If faith is thus the pioneer that leads us to knowledge of persons and of moral possibilities; if by faith we discover our selves, the outer world's existence and its unity, why should we be surprised that faith is our road to God? Superficial deniers of religion not infrequently seek the discredit of a Christian's trust by saying that God is only a matter of faith. To which the Christian confidently may answer: Of course God is a matter of faith. Faith is always the Great Discoverer.
A man finds God as he finds an earthly friend. He does not go apart in academic solitude to consider the logical rationality of friendship, until, intellectually convinced, he coolly arms himself with a Q. E. D. and goes out to hunt a comrade. Friendship is never an adventure of logic; it is an adventure of life. It is arrived at by what Emerson called the "untaught sallies of the spirit." We fall in love, it may be with precipitant emotion; our instincts and our wills are first engaged; the whole personality rises up in hunger to claim the affection that it needs and without which life seems unsupportable; faith, hope, and love engage in a glorious venture, where logic plays a minor part. But to make friendship rational, to give it poise, to trace its origins and laws, to clarify, chasten, and direct—this is the necessary work of thought. Faith discovers and reveals; reason furnishes criticism, confirmation, and discipline.

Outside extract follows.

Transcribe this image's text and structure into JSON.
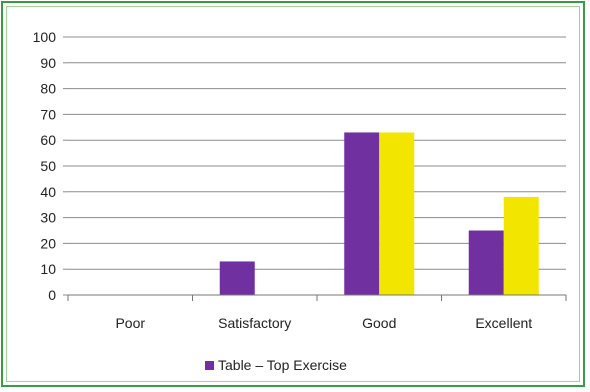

So men find God. They are hungry for him not in intellect alone, but with all their powers. They feel with Tolstoi: "I remembered that I only lived at those times when I believed in God." They need him to put sense and worth and hope into life. As with the reality of persons, the validity of knowledge, the unity of the world, so in religion the whole man rises up to claim the truth without which life is barren, meaningless. His best convictions at the first are all of them insights of the spirit, affirmations of the man. But behind, around and through them all play clarifying thoughts, and reasons come to discipline and to confirm. But the reasons by themselves could not have found God. Faith is the Great Discoverer.
"Oh! world, thou choosest not the better part, It is not wisdom to be only wise, And on the inward vision close the eyes; But it is wisdom to believe the heart. Columbus found a world and had no chart Save one that Faith deciphered in the skies; To trust the soul's invincible surmise Was all his science and his only art. Our knowledge is a torch of smoky pine That lights the pathway but one step ahead Across the void of mystery and dread. Bid then the tender light of Faith to shine By which alone the mortal heart is led Into the thinking of the thought Divine."[1]
FOOTNOTE
[1]Professor Santayana, of Harvard.
[CHAPTER III]
Faith in the Personal God
DAILY READINGS
We are to consider this week the Christian faith that God is personal. Before, however, we deal with the arguments which may confirm our confidence in such a faith, or even with the explanations that may clarify our conception of its meaning, let us, in the daily readings, consider some of the familiar attitudes in every normal human life, that require God's personality for their fulfilment. Men have believed in a personal God because their own nature demanded it.